Taoiseach Micheál Martin has addressed the Dáil, apologising on behalf of the State for the "profound generational wrong visited on Irish mothers and their children who ended up in a mother and baby home or county home.

"I apologise for the shame and stigma which they were subjected to and which, for some, remains a burden to this day.

"In apologising, I want to emphasise that each of you were in an institution because of the wrongs of others. Each of you is blameless, each of you did nothing wrong and has nothing to be ashamed of.

"Each of you deserved so much better."

"The states duty of care was not upheld," he continued. "The state failed you, the mothers and children in these homes."

Taoiseach Micheál Martin

The newly published report, he said, "gave survivors what they had been denied for so long-- their voice."

The report would not have been possible "without the steady determination of former residents [and] their advocates", as well as historians.

He singled out Catherine Corless, whose "work at the Tuam site led directly to the establishment of the Commission", after 800 children were found buried in an unmarked grave a the site of a former institution.

The Taoiseach condemned "How this country responded to the particular needs of single women and their children at a time when they most needed support and protection."

"This should have been forthcoming from the fathers, family and friends, their community, their churches and their state but so often it was not."

"The most striking thing", he said, "is the shame felt by women who became pregnant outside of marriage and the stigma which was so cruelly attached to their children".

"A dearth of sex education often left young women confused and unaware as to why they had become pregnant," he said, adding that some of these pregnancies were the result of rape and incest.

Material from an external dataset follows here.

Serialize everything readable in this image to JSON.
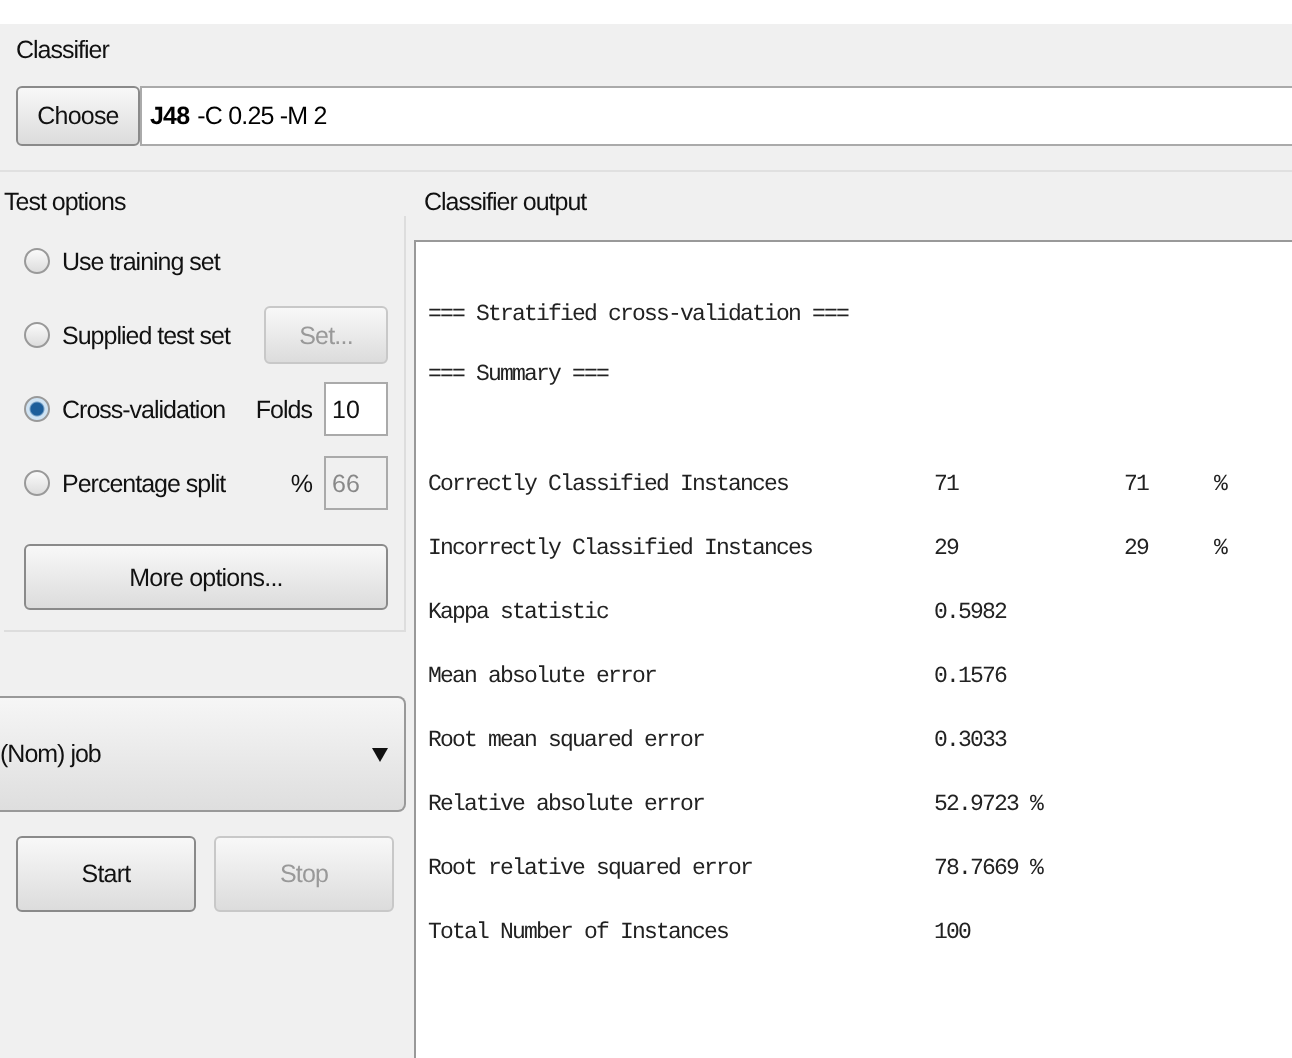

Children born outside of marriage were outcast and stigmatised, and suffered  "heartbreaking exploitation, neglect and abuse" in the communities where they were placed.

"This was unforgivable," and "a terrible burden on their lives", he said.

"We had a particularly warped attitude to intimacy and sexuality, and young mothers and their sons and daughters paid a terrible price".

"We must acknowledge it as a part of our nantional history," Mr Martin said, and stated that "we must do what we can" to show deep remorse for those who were "treated so cruelly".

Ireland was a cold and harsh environment for women, and while mothers were not "legally forced" to enter the institutions, most had no choice.

"The report does not answer all the deeply personal questions on the burial arrangements for many of the children who died in these institutions in many cases the burial location remains unknown," he said.

"There are no records for a number of the large institutions where significant numbers of infants are known to have died including Tuam, Bessborough, Castlepollard and Sean Ross. While this is difficult, options for dignified remembrance and memorialisation will be implemented where this is not already the case."

The site of the former mother and baby home in Tuam, Co. Galway (Image: RollingNews.ie)

The state will endeavour to assist children born in the institutions to find their birth families, as "access to one's identify is a basic right".

An enhanced medical card, counselling and patient liaison support services will become available to all former residents, both the mothers and their children.

"I want to reassure survivors, their families and the country, that this Government is determined to act on all the recommendations of the Report and to deliver the legislative change necessary to at least start to heal the wounds that endure."